The Salsman article outlines John Allison's thesis as follows:
... Allison names six "fundamental themes," all of which he documents and proves in subsequent chapters: 1) "government policy [was] the primary cause of the financial crisis," 2) "government policy created a bubble in residential real estate," 3) "individual financial institutions (Wall Street participants) made very serious mistakes that contributed to the crises," 4) "almost every government action taken since the crisis started, even those that may help in the short term, will reduce our standard of living in the long term," and 5) "the deeper causes of our financial challenges are philosophic, not economic." In elaborating on this fifth theme, he insists that destructive government policies are typically based on "philosophic ideas taught in our elite universities to future elitist leaders," that such ideas "are inconsistent with the founding principles that made America great," and, furthermore, "are inconsistent with individual rights, especially property rights." At a deeper level, he adds, such ideas are "inconsistent with humans' fundamental nature as thinking beings who must make independent judgments that are based on the facts and that use their ability to reason." From this comes his final, predictive theme: 6) "If we do not change direction soon, the United States will be in very serious financial trouble in 20 to 25 years."
I am glad to hear from the same piece that sales of the book have been quite healthy.

Heh!

World class attacking midfielder Mesut Özil demonstrates an astounding degree of ball control. File under "neat, but kind of gross".

--CAV

2 comments:

Steve D said...

Paul Raeburn writes: ‘But I'm now afraid to read him.’
Really? After deconstructing him once is he afraid he can’t do it again? It sounds like fun to me and now I may actually read the book. An anecdote is an anecdote and a single study is a single study and any reader should be able to figure out their respective value vs. each other and vs. years of study. Why take Malcolm at face value when you could be reading his book all the while thinking carefully about everything he says.
You write: ‘One should seek out and weigh opposing views’.
For those fields in which you do not have any expertise, I agree. On the other hand, my favorite expert is myself. Anyone can read a book targeted to a lay audience and make sense out of it. A book, fiction or non-fiction is always a CONVERSATION not a one way funnel for knowledge. When I read, I make counter arguments in my head, continuously trying to prove the author wrong.
One thing that bugged me though is this statement: ‘The counter-intuitive conclusion is that making things harder improves performance.’
How is this counter intuitive? It is exactly what I would have predicted. In the case presented, the light-gray italic print made the reading a little more difficult but still well within the mitigation range of any normal person. I would expect that it pushed the readers to increase their focus making it more likely they remembered what they read. In any case it would be a mistake to generalize and take this study as proving anything more than the specific instance described.

Gus Van Horn said...

"You write: ‘One should seek out and weigh opposing views’.
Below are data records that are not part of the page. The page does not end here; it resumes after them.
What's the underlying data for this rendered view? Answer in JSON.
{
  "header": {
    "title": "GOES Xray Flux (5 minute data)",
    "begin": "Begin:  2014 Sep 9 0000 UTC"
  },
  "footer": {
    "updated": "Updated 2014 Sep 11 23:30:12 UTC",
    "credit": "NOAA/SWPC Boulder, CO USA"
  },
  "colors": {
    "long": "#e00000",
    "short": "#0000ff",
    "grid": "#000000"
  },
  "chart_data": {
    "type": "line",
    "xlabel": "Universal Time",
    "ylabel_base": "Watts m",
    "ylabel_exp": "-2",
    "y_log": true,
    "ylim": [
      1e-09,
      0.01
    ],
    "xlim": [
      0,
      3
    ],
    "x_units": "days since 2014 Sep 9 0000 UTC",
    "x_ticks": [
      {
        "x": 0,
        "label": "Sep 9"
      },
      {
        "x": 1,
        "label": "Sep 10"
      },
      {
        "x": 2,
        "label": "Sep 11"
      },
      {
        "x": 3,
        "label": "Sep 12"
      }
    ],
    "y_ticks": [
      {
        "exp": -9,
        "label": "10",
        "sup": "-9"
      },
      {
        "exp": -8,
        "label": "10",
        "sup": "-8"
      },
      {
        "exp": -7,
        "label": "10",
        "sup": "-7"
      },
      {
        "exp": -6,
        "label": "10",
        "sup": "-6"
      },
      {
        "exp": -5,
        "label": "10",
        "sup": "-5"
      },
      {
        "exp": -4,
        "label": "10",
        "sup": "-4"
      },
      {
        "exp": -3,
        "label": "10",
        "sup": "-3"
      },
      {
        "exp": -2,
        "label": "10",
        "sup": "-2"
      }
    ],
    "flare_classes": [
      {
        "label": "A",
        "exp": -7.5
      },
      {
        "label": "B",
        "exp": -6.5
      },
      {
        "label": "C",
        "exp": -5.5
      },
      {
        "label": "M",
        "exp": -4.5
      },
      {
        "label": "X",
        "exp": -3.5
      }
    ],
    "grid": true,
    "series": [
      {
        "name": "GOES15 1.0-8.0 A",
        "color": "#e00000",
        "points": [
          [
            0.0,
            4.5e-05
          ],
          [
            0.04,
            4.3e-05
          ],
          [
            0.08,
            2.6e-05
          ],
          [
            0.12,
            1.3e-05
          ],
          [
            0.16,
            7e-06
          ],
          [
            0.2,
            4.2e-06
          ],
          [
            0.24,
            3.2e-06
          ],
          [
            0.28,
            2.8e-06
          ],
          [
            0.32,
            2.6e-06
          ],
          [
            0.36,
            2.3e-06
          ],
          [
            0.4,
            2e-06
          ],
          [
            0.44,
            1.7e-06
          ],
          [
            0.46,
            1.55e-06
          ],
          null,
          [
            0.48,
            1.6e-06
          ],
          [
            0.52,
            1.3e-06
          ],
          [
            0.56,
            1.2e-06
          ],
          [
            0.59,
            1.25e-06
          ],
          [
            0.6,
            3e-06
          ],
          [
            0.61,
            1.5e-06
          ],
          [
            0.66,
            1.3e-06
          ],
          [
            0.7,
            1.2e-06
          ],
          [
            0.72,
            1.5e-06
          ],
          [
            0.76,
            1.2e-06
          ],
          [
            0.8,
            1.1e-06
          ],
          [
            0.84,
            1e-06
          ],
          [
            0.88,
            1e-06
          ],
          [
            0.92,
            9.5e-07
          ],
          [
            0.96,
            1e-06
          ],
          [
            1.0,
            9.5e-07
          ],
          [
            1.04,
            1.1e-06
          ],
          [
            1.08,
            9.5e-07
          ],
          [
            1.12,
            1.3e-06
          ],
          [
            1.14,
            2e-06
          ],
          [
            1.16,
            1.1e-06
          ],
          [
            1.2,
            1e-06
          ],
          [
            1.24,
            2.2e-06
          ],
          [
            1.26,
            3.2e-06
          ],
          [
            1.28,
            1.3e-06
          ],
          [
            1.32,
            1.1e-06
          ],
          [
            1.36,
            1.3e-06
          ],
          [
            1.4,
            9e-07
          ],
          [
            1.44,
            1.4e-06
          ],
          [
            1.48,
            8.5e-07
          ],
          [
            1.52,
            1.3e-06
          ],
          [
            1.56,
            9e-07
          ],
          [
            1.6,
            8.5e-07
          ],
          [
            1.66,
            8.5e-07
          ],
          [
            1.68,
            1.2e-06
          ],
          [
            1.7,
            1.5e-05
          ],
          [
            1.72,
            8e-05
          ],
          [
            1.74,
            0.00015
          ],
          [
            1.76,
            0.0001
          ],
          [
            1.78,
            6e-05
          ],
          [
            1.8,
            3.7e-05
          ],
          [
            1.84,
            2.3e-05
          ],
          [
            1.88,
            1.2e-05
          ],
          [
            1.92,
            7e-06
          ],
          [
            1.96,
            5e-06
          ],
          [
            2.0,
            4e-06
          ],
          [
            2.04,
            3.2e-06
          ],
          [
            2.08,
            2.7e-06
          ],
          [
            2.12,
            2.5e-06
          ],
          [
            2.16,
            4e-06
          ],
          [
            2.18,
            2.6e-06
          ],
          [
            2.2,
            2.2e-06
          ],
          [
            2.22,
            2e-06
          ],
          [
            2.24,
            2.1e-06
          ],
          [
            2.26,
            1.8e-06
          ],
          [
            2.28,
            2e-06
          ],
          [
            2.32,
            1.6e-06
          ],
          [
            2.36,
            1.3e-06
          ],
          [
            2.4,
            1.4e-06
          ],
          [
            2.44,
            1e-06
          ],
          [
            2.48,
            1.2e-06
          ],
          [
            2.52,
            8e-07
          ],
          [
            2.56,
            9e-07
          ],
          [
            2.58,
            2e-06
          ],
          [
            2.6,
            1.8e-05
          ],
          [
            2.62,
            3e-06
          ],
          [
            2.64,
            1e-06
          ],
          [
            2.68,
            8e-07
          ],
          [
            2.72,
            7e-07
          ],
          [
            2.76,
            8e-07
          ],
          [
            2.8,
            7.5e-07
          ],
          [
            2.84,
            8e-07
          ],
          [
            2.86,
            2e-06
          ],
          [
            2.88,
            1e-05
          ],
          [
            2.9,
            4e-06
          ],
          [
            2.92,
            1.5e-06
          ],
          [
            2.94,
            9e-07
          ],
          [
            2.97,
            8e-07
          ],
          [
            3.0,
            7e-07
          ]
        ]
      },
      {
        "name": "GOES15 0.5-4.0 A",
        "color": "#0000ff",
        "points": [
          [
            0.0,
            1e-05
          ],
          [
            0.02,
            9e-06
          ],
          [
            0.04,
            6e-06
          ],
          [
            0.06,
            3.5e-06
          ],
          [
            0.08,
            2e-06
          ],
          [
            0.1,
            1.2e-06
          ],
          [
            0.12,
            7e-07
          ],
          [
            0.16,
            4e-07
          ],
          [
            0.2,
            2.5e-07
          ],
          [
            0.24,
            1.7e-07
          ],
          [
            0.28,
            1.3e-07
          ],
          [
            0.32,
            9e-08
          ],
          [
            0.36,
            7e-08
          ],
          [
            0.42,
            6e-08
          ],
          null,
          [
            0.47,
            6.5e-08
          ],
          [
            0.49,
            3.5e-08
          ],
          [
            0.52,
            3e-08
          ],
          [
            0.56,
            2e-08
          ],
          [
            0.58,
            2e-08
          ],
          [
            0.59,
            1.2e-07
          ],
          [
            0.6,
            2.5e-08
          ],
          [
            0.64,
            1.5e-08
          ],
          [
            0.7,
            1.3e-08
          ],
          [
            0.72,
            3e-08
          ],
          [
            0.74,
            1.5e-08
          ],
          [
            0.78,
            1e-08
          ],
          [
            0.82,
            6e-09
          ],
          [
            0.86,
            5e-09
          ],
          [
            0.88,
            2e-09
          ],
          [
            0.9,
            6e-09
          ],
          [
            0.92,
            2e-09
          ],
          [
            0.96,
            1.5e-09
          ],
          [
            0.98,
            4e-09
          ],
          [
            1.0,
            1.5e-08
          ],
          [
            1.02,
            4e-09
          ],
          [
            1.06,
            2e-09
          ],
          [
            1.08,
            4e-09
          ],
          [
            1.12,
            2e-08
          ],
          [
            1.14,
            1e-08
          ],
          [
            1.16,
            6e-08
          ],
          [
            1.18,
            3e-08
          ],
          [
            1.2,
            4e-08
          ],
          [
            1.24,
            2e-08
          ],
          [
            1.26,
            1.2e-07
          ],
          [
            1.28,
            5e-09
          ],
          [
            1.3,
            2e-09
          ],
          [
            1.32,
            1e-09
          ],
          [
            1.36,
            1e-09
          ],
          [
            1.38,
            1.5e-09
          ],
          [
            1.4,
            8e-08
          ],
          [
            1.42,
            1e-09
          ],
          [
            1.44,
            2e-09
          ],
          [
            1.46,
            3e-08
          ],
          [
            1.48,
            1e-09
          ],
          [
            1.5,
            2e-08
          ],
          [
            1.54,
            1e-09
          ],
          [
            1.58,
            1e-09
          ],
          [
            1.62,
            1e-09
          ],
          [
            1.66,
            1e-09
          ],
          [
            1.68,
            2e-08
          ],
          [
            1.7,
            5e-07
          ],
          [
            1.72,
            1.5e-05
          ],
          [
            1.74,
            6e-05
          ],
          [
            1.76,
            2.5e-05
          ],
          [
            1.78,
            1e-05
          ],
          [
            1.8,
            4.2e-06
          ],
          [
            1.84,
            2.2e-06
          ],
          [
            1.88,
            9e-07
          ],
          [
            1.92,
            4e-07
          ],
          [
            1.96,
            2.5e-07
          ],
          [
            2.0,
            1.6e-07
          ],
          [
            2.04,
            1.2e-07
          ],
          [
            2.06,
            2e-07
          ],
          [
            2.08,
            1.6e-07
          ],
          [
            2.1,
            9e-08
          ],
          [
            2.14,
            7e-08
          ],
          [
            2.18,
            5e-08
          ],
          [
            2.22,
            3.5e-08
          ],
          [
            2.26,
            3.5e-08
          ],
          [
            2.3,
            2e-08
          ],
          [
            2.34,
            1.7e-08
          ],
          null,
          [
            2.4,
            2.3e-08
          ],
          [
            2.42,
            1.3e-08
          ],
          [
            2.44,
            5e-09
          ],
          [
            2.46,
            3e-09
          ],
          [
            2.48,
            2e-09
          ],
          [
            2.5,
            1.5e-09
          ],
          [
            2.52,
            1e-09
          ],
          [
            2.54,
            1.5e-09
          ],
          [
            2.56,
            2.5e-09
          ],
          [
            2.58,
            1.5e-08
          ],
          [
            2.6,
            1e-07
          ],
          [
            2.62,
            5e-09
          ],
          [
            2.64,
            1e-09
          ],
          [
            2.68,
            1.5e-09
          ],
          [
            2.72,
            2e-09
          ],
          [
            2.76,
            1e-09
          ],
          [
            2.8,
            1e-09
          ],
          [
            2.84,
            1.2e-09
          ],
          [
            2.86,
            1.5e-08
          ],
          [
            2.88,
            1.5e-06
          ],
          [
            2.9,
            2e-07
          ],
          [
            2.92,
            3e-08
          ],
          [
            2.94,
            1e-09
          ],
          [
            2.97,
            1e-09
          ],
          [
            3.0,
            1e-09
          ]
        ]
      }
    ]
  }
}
For those fields in which you do not have any expertise, I agree.
"

Not doing that in an area in which one has expertise makes sense, so long as one understands where those he disagrees with went wrong. (Or why he has a different hypothesis or hunch, in cases of limited knowledge.)

"Anyone can read a book targeted to a lay audience and make sense out of it. A book, fiction or non-fiction is always a CONVERSATION not a one way funnel for knowledge. When I read, I make counter arguments in my head, continuously trying to prove the author wrong."

True.

"One thing that bugged me though is this statement: ‘The counter-intuitive conclusion is that making things harder improves performance.’ "

Now that you point it out, that ISN'T a counterintuitive result. Problems that demand more, cognitively, may well do that, although I would think that the reason the problem did so (e.g., the person presented with it found it important) would be highly relevant.